Because of the extreme sensitivity of the situation and NBC’s unfortunate history of tempestuous high-profile personnel switches—most recently, the abrupt departure this week of popular MSNBC anchor and “Today’s Take” co-host Tamron Hall—nearly everyone spoke on condition of anonymity.
I’m told Kelly, who has been off the air since the final episode of Fox News’s prime-time Kelly File on Nov. 11, has been spending quality time with her husband, novelist Douglas Brunt, and their three young children, taking them to playdates, picking them up from school and reading them bedtime stories (though not from Page Six)—pastimes that were not possible when she helmed a prime-time weeknight program.
Sources say she has yet to engage NBC News executives and producers in detailed planning about her two prospective shows.
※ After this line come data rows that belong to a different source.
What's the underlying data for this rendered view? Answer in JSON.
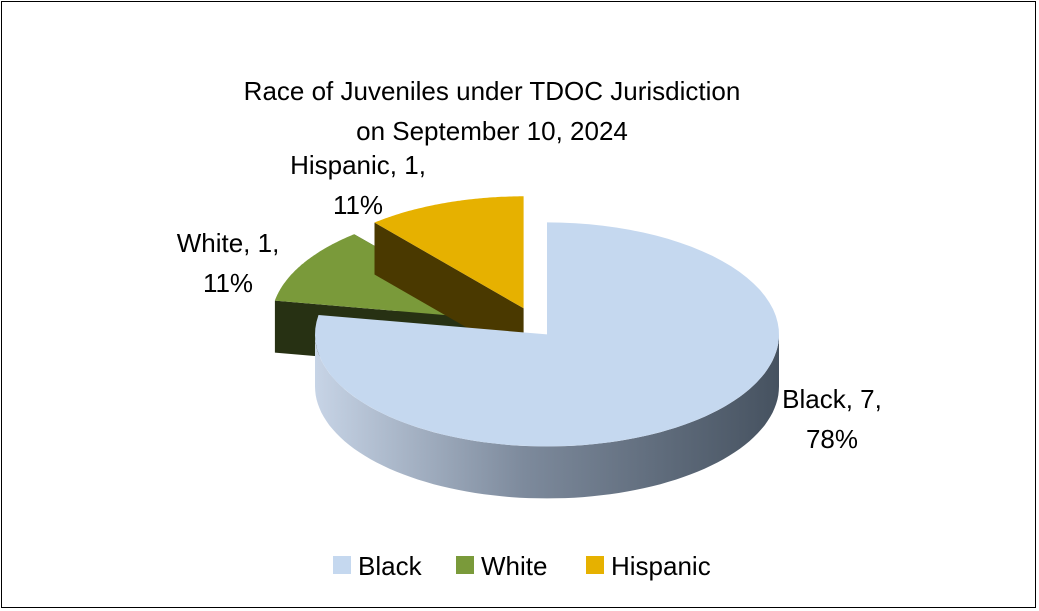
{
  "chart_data": {
    "type": "pie",
    "title_lines": [
      "Race of Juveniles under TDOC Jurisdiction",
      "on September 10, 2024"
    ],
    "categories": [
      "Black",
      "White",
      "Hispanic"
    ],
    "values": [
      7,
      1,
      1
    ],
    "percents": [
      "78%",
      "11%",
      "11%"
    ],
    "colors": [
      "#c5d8ef",
      "#7a9a3a",
      "#e6b100"
    ],
    "data_labels": [
      [
        "Black, 7,",
        "78%"
      ],
      [
        "White, 1,",
        "11%"
      ],
      [
        "Hispanic, 1,",
        "11%"
      ]
    ],
    "legend": {
      "position": "bottom",
      "entries": [
        "Black",
        "White",
        "Hispanic"
      ]
    },
    "style": "3d-exploded"
  }
}
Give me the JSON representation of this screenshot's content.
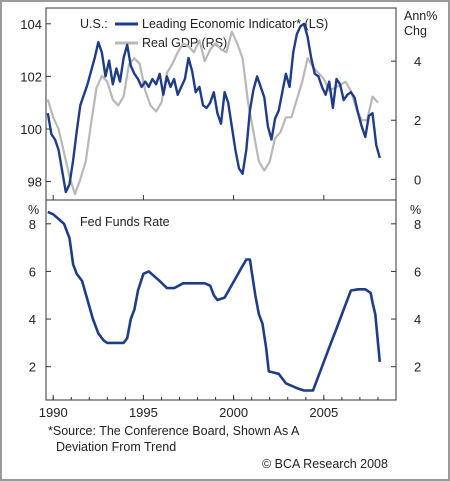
{
  "chart_data": [
    {
      "type": "line",
      "region_label": "U.S.:",
      "left_axis_unit": "",
      "right_axis_unit": "Ann%\nChg",
      "x_range": [
        1989.6,
        2009.0
      ],
      "left_ylim": [
        97.3,
        104.6
      ],
      "right_ylim": [
        -0.7,
        5.8
      ],
      "left_ticks": [
        98,
        100,
        102,
        104
      ],
      "right_ticks": [
        0,
        2,
        4
      ],
      "grid": false,
      "legend_position": "top-left",
      "colors": {
        "lei": "#1f3c88",
        "gdp": "#b8b8b8"
      },
      "series": [
        {
          "name": "Leading Economic Indicator* (LS)",
          "axis": "left",
          "x": [
            1989.7,
            1989.9,
            1990.1,
            1990.3,
            1990.5,
            1990.7,
            1990.9,
            1991.1,
            1991.3,
            1991.5,
            1991.7,
            1991.9,
            1992.1,
            1992.3,
            1992.5,
            1992.7,
            1992.9,
            1993.1,
            1993.3,
            1993.5,
            1993.7,
            1993.9,
            1994.1,
            1994.3,
            1994.5,
            1994.7,
            1994.9,
            1995.1,
            1995.3,
            1995.5,
            1995.7,
            1995.9,
            1996.1,
            1996.3,
            1996.5,
            1996.7,
            1996.9,
            1997.1,
            1997.3,
            1997.5,
            1997.7,
            1997.9,
            1998.1,
            1998.3,
            1998.5,
            1998.7,
            1998.9,
            1999.1,
            1999.3,
            1999.5,
            1999.7,
            1999.9,
            2000.1,
            2000.3,
            2000.5,
            2000.7,
            2000.9,
            2001.1,
            2001.3,
            2001.5,
            2001.7,
            2001.9,
            2002.1,
            2002.3,
            2002.5,
            2002.7,
            2002.9,
            2003.1,
            2003.3,
            2003.5,
            2003.7,
            2003.9,
            2004.1,
            2004.3,
            2004.5,
            2004.7,
            2004.9,
            2005.1,
            2005.3,
            2005.5,
            2005.7,
            2005.9,
            2006.1,
            2006.3,
            2006.5,
            2006.7,
            2006.9,
            2007.1,
            2007.3,
            2007.5,
            2007.7,
            2007.9,
            2008.1
          ],
          "values": [
            100.6,
            99.8,
            99.6,
            99.2,
            98.4,
            97.6,
            97.9,
            98.8,
            99.9,
            100.9,
            101.3,
            101.7,
            102.2,
            102.7,
            103.3,
            102.9,
            102.0,
            102.6,
            101.7,
            102.3,
            101.8,
            102.7,
            103.2,
            102.4,
            102.1,
            101.9,
            101.6,
            101.8,
            101.6,
            101.9,
            101.7,
            102.1,
            101.3,
            102.0,
            101.6,
            101.9,
            101.3,
            101.6,
            101.9,
            102.7,
            102.2,
            101.4,
            101.6,
            100.9,
            100.8,
            101.0,
            101.4,
            100.6,
            100.2,
            101.4,
            101.0,
            100.1,
            99.2,
            98.5,
            98.3,
            99.2,
            100.7,
            101.5,
            102.0,
            101.6,
            101.2,
            100.1,
            99.6,
            100.4,
            100.7,
            101.4,
            102.1,
            101.6,
            102.9,
            103.6,
            103.9,
            104.0,
            103.5,
            102.7,
            102.1,
            102.0,
            101.6,
            101.3,
            101.8,
            100.8,
            101.9,
            101.7,
            101.1,
            101.3,
            101.4,
            101.2,
            100.6,
            100.1,
            99.7,
            100.5,
            100.6,
            99.4,
            98.9
          ]
        },
        {
          "name": "Real GDP (RS)",
          "axis": "right",
          "x": [
            1989.7,
            1990.0,
            1990.3,
            1990.6,
            1990.9,
            1991.2,
            1991.5,
            1991.8,
            1992.1,
            1992.4,
            1992.7,
            1993.0,
            1993.3,
            1993.6,
            1993.9,
            1994.2,
            1994.5,
            1994.8,
            1995.1,
            1995.4,
            1995.7,
            1996.0,
            1996.3,
            1996.6,
            1996.9,
            1997.2,
            1997.5,
            1997.8,
            1998.1,
            1998.4,
            1998.7,
            1999.0,
            1999.3,
            1999.6,
            1999.9,
            2000.2,
            2000.5,
            2000.8,
            2001.1,
            2001.4,
            2001.7,
            2002.0,
            2002.3,
            2002.6,
            2002.9,
            2003.2,
            2003.5,
            2003.8,
            2004.1,
            2004.4,
            2004.7,
            2005.0,
            2005.3,
            2005.6,
            2005.9,
            2006.2,
            2006.5,
            2006.8,
            2007.1,
            2007.4,
            2007.7,
            2008.0
          ],
          "values": [
            2.7,
            2.1,
            1.7,
            0.9,
            0.1,
            -0.5,
            0.0,
            0.6,
            1.9,
            3.1,
            3.5,
            3.3,
            2.7,
            2.5,
            2.8,
            3.9,
            4.1,
            3.9,
            3.0,
            2.5,
            2.3,
            2.6,
            3.6,
            3.9,
            4.3,
            4.6,
            4.5,
            4.3,
            4.7,
            4.0,
            4.4,
            4.6,
            4.4,
            4.3,
            5.0,
            4.6,
            4.1,
            2.6,
            1.6,
            0.6,
            0.3,
            0.6,
            1.4,
            1.6,
            2.1,
            2.1,
            2.7,
            3.3,
            4.1,
            3.8,
            3.6,
            3.4,
            3.0,
            3.1,
            3.2,
            3.3,
            3.0,
            2.4,
            2.0,
            2.0,
            2.8,
            2.6
          ]
        }
      ]
    },
    {
      "type": "line",
      "left_axis_unit": "%",
      "right_axis_unit": "%",
      "x_range": [
        1989.6,
        2009.0
      ],
      "ylim": [
        0.6,
        9.0
      ],
      "y_ticks": [
        2,
        4,
        6,
        8
      ],
      "grid": false,
      "colors": {
        "ffr": "#1f3c88"
      },
      "series": [
        {
          "name": "Fed Funds Rate",
          "x": [
            1989.7,
            1990.0,
            1990.3,
            1990.6,
            1990.9,
            1991.1,
            1991.3,
            1991.6,
            1991.9,
            1992.2,
            1992.5,
            1992.8,
            1993.0,
            1993.5,
            1993.9,
            1994.1,
            1994.3,
            1994.5,
            1994.7,
            1995.0,
            1995.3,
            1995.6,
            1995.9,
            1996.3,
            1996.7,
            1997.2,
            1997.6,
            1998.0,
            1998.4,
            1998.7,
            1998.9,
            1999.1,
            1999.5,
            1999.8,
            2000.1,
            2000.4,
            2000.7,
            2000.9,
            2001.0,
            2001.2,
            2001.4,
            2001.6,
            2001.8,
            2001.95,
            2002.5,
            2002.9,
            2003.2,
            2003.5,
            2003.9,
            2004.4,
            2004.6,
            2004.9,
            2005.3,
            2005.7,
            2006.1,
            2006.5,
            2006.9,
            2007.3,
            2007.6,
            2007.7,
            2007.85,
            2008.0,
            2008.1
          ],
          "values": [
            8.5,
            8.4,
            8.2,
            8.0,
            7.4,
            6.3,
            5.9,
            5.6,
            4.8,
            4.0,
            3.4,
            3.1,
            3.0,
            3.0,
            3.0,
            3.2,
            4.0,
            4.4,
            5.2,
            5.9,
            6.0,
            5.8,
            5.6,
            5.3,
            5.3,
            5.5,
            5.5,
            5.5,
            5.5,
            5.4,
            5.0,
            4.8,
            4.9,
            5.3,
            5.7,
            6.1,
            6.5,
            6.5,
            6.0,
            5.0,
            4.2,
            3.8,
            2.8,
            1.8,
            1.7,
            1.3,
            1.2,
            1.1,
            1.0,
            1.0,
            1.4,
            2.0,
            2.8,
            3.6,
            4.4,
            5.2,
            5.25,
            5.25,
            5.1,
            4.7,
            4.2,
            3.0,
            2.2
          ]
        }
      ]
    }
  ],
  "x_ticks": [
    1990,
    1995,
    2000,
    2005
  ],
  "footnote": [
    "*Source: The Conference Board, Shown As A",
    "Deviation From Trend"
  ],
  "copyright": "© BCA Research 2008"
}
Her morning show will air at either 9 a.m. or 10 a.m., and Kelly’s approach will also be informed by an analysis of ratings and demographics along with other audience research.
In contrast to the Today show rumor, Kelly is said to want to anchor her own branded program, not to join an ensemble cast.
Yet within NBC News, her recruitment has been greeted by pockets of skepticism. In her exit from Fox News—where she had become a frequent target of then-candidate Trump and a central figure in the ousting, over sexual harassment allegations, of Fox News founder and chairman Ailes—Kelly declined a reported $25 million salary offer from Rupert, Lachlan and James Murdoch.
While she is reportedly earning a lot less—initially anyway—at NBC, some staffers worry that the expense of her salary is bound to have a belt-tightening effect on news division budgets.
“I can understand why Andy went for the bright shiny object,” said one. But if Lack sought to inflict damage on two of MSNBC’s rivals by (in the case of one) stealing one of Fox News’s biggest stars, and (in the case of the other), depriving CNN of Kelly’s services, that strategy hasn’t borne fruit. In the Age of Trump, Kelly’s 9 p.m. replacement, Tucker Carlson, has actually improved on her ratings; CNN, like other news outlets, is also thriving in the first weeks of the Trump administration.
As for the confidential sources behind Page Six’s reporting, conspiracy theories abound. “Whose agendas are playing out that are creating all this heat and light?” asked a bystander in the drama.
The New York Post, of course, is owned by Rupert Murdoch, who might delight in causing a bit of mischief for his supposedly ungrateful star.
Folks at Fox News—where Kelly’s program was sandwiched between two rivals and occasional critics, Bill O’Reilly and Sean Hannity—might also be enjoying the spectacle. And ABC News, where Kelly reportedly had serious discussions about joining Good Morning America, would take obvious pleasure in dinging the Today show.
Perhaps the most intriguing theory is that a 76-year-old unemployed man living in the wilds of Westchester County, a man with a taste for vengeance and a lot of time on his hands, might be stoking the harmful gossip.
But Roger Ailes wouldn’t do that, would he?